On the successful completion of the course, students will be able to:

ILO: Explain fundamentals of atomic bonding and materials science. (Developed and Assessed)

ILO 2: Explain the fundamentals of electrical and thermal conduction in metals. (Developed and Assessed)

ILO 3: Calculate electrical properties of doped and undoped semiconductors from first principles. (Developed and Assessed)

ILO 4: Explain the characteristics of the most fundamental components in electronic circuits:  diodes and transistors. (Developed and Assessed)

ILO 5: Design basic diode circuits for different applications. (Developed and Assessed)

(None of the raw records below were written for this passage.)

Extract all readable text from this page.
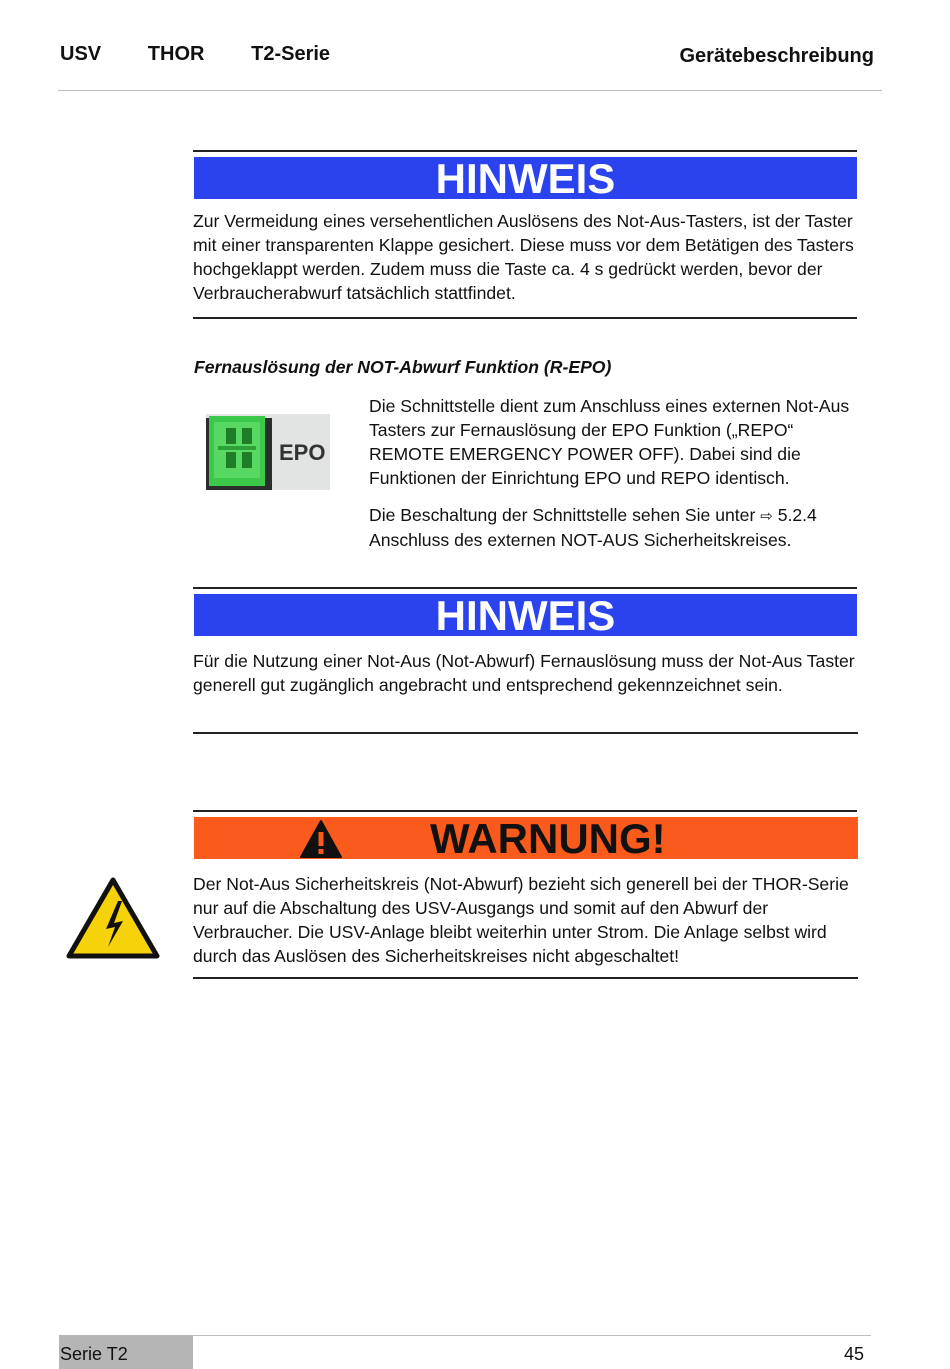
USV   THOR   T2-Serie	Gerätebeschreibung
HINWEIS
Zur Vermeidung eines versehentlichen Auslösens des Not-Aus-Tasters, ist der Taster mit einer transparenten Klappe gesichert. Diese muss vor dem Betätigen des Tasters hochgeklappt werden. Zudem muss die Taste ca. 4 s gedrückt werden, bevor der Verbraucherabwurf tatsächlich stattfindet.
Fernauslösung der NOT-Abwurf Funktion (R-EPO)
EPO
Die Schnittstelle dient zum Anschluss eines externen Not-Aus Tasters zur Fernauslösung der EPO Funktion („REPO“ REMOTE EMERGENCY POWER OFF). Dabei sind die Funktionen der Einrichtung EPO und REPO identisch.
Die Beschaltung der Schnittstelle sehen Sie unter ⇨ 5.2.4 Anschluss des externen NOT-AUS Sicherheitskreises.
HINWEIS
Für die Nutzung einer Not-Aus (Not-Abwurf) Fernauslösung muss der Not-Aus Taster generell gut zugänglich angebracht und entsprechend gekennzeichnet sein.
WARNUNG!
Der Not-Aus Sicherheitskreis (Not-Abwurf) bezieht sich generell bei der THOR-Serie nur auf die Abschaltung des USV-Ausgangs und somit auf den Abwurf der Verbraucher. Die USV-Anlage bleibt weiterhin unter Strom. Die Anlage selbst wird durch das Auslösen des Sicherheitskreises nicht abgeschaltet!
Serie T2	45
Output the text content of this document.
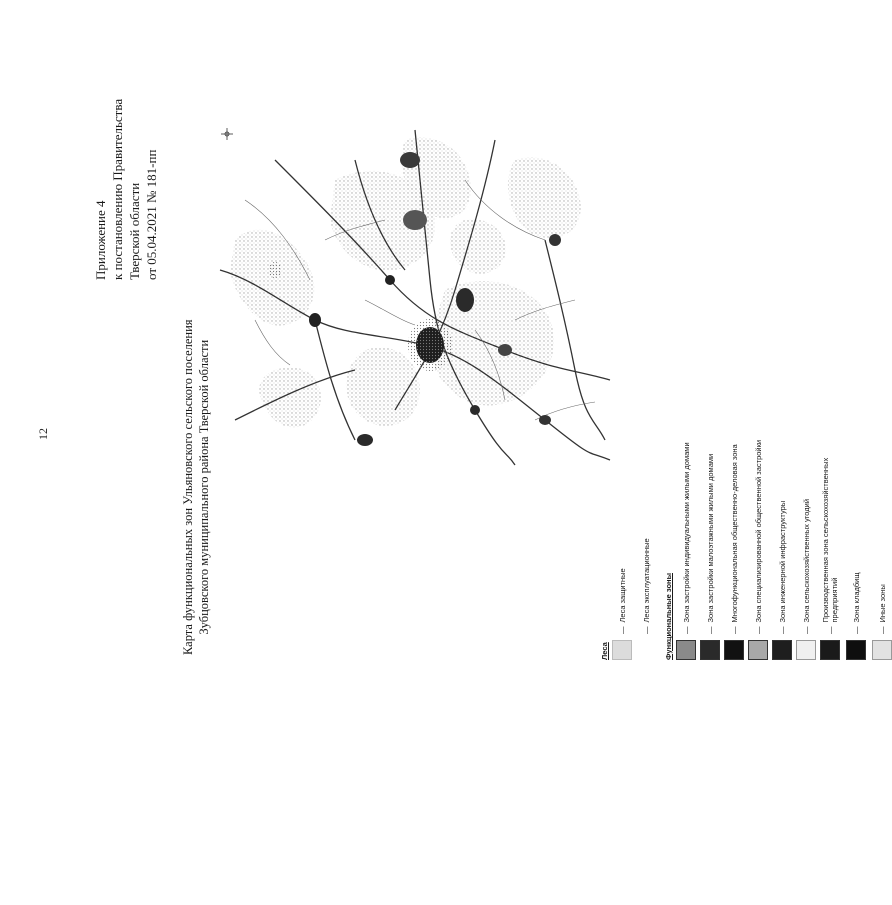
12
Приложение 4 к постановлению Правительства Тверской области от 05.04.2021 № 181-пп
Карта функциональных зон Ульяновского сельского поселения Зубцовского муниципального района Тверской области
Леса
—
Леса защитные
—
Леса эксплуатационные Функциональные зоны —
Зона застройки индивидуальными жилыми домами
—
Зона застройки малоэтажными жилыми домами
—
Многофункциональная общественно-деловая зона
—
Зона специализированной общественной застройки
—
Зона инженерной инфраструктуры
—
Зона сельскохозяйственных угодий
—
Производственная зона сельскохозяйственных предприятий
—
Зона кладбищ
—
Иные зоны
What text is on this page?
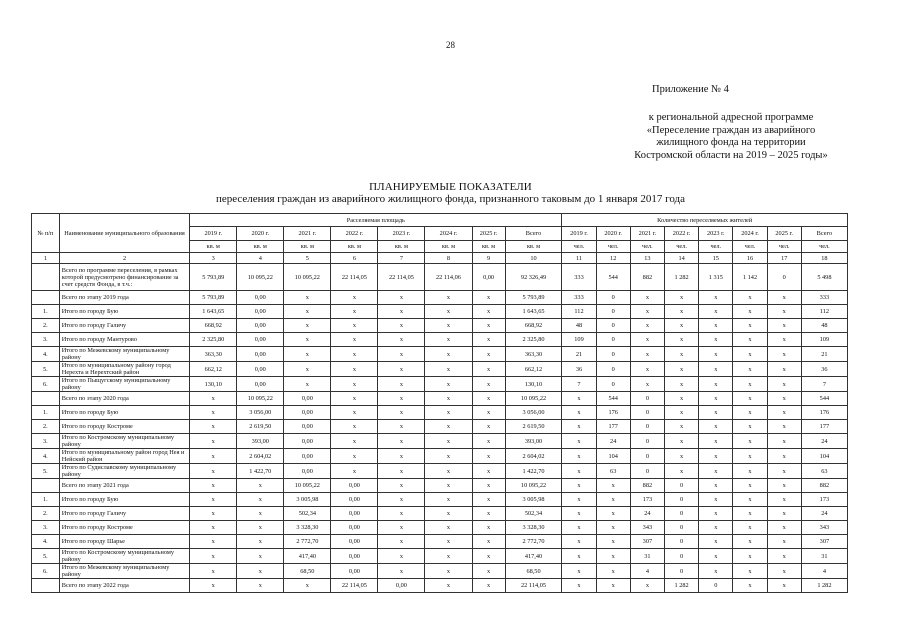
28
Приложение № 4
к региональной адресной программе
«Переселение граждан из аварийного
жилищного фонда на территории
Костромской области на 2019 – 2025 годы»
ПЛАНИРУЕМЫЕ ПОКАЗАТЕЛИ
переселения граждан из аварийного жилищного фонда, признанного таковым до 1 января 2017 года
№ п/п	Наименование муниципального образования	Расселяемая площадь								Количество переселяемых жителей							
		2019 г.	2020 г.	2021 г.	2022 г.	2023 г.	2024 г.	2025 г.	Всего	2019 г.	2020 г.	2021 г.	2022 г.	2023 г.	2024 г.	2025 г.	Всего
		кв. м	кв. м	кв. м	кв. м	кв. м	кв. м	кв. м	кв. м	чел.	чел.	чел.	чел.	чел.	чел.	чел.	чел.
1	2	3	4	5	6	7	8	9	10	11	12	13	14	15	16	17	18
	Всего по программе переселения, в рамках которой предусмотрено финансирование за счет средств Фонда, в т.ч.:	5 793,89	10 095,22	10 095,22	22 114,05	22 114,05	22 114,06	0,00	92 326,49	333	544	882	1 282	1 315	1 142	0	5 498
	Всего по этапу 2019 года	5 793,89	0,00	x	x	x	x	x	5 793,89	333	0	x	x	x	x	x	333
1.	Итого по городу Бую	1 643,65	0,00	x	x	x	x	x	1 643,65	112	0	x	x	x	x	x	112
2.	Итого по городу Галичу	668,92	0,00	x	x	x	x	x	668,92	48	0	x	x	x	x	x	48
3.	Итого по городу Мантурово	2 325,80	0,00	x	x	x	x	x	2 325,80	109	0	x	x	x	x	x	109
4.	Итого по Межевскому муниципальному району	363,30	0,00	x	x	x	x	x	363,30	21	0	x	x	x	x	x	21
5.	Итого по муниципальному району город Нерехта и Нерехтский район	662,12	0,00	x	x	x	x	x	662,12	36	0	x	x	x	x	x	36
6.	Итого по Пыщугскому муниципальному району	130,10	0,00	x	x	x	x	x	130,10	7	0	x	x	x	x	x	7
	Всего по этапу 2020 года	x	10 095,22	0,00	x	x	x	x	10 095,22	x	544	0	x	x	x	x	544
1.	Итого по городу Бую	x	3 056,00	0,00	x	x	x	x	3 056,00	x	176	0	x	x	x	x	176
2.	Итого по городу Костроме	x	2 619,50	0,00	x	x	x	x	2 619,50	x	177	0	x	x	x	x	177
3.	Итого по Костромскому муниципальному району	x	393,00	0,00	x	x	x	x	393,00	x	24	0	x	x	x	x	24
4.	Итого по муниципальному район город Нея и Нейский район	x	2 604,02	0,00	x	x	x	x	2 604,02	x	104	0	x	x	x	x	104
5.	Итого по Судиславскому муниципальному району	x	1 422,70	0,00	x	x	x	x	1 422,70	x	63	0	x	x	x	x	63
	Всего по этапу 2021 года	x	x	10 095,22	0,00	x	x	x	10 095,22	x	x	882	0	x	x	x	882
1.	Итого по городу Бую	x	x	3 005,98	0,00	x	x	x	3 005,98	x	x	173	0	x	x	x	173
2.	Итого по городу Галичу	x	x	502,34	0,00	x	x	x	502,34	x	x	24	0	x	x	x	24
3.	Итого по городу Костроме	x	x	3 328,30	0,00	x	x	x	3 328,30	x	x	343	0	x	x	x	343
4.	Итого по городу Шарье	x	x	2 772,70	0,00	x	x	x	2 772,70	x	x	307	0	x	x	x	307
5.	Итого по Костромскому муниципальному району	x	x	417,40	0,00	x	x	x	417,40	x	x	31	0	x	x	x	31
6.	Итого по Межевскому муниципальному району	x	x	68,50	0,00	x	x	x	68,50	x	x	4	0	x	x	x	4
	Всего по этапу 2022 года	x	x	x	22 114,05	0,00	x	x	22 114,05	x	x	x	1 282	0	x	x	1 282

ILO 6: Design basic BJT and FET transistor circuits. (Developed and Assessed)

Pre-recorded videos are provided via CANVAS and are to be watched prior to lectures. These videos are supported by accompanying formative online quizzes.

Large group two-hour lectures are held weekly. Lecture material is provided electronically via CANVAS.

Two three-hour laboratory sessions are conducted in dry teaching lab, with the support of Teaching Assistants, to reinforce the key concepts covered in the course unit.

Bi-weekly small-group tutorials, led by Teaching Assistants, focus on technical discussions related to specific concepts covered in the course unit.

Written exam: 2 hours
Lab-based coursework: 6 hours
Bi-weekly tutorial questions: 3 hours

Written exam: Exam marks provided following Examination Board.
Lab-based coursework: Feedback provided via CANVAS system within three weeks after the submission deadline.
Bi-weekly tutorial questions: Feedback provided via CANVAS system within one week after the submission deadline.

Kasap, S.O. (2018). Principles of Electronic Materials and Devices. 4th edn. McGraw-Hill Education. ISBN: 9780078028182.

Sze, S.M. and Lee, M.K. (2013). Semiconductor Devices: Physics and Technology. 3rd edn. Wiley. ISBN: 9780470537947.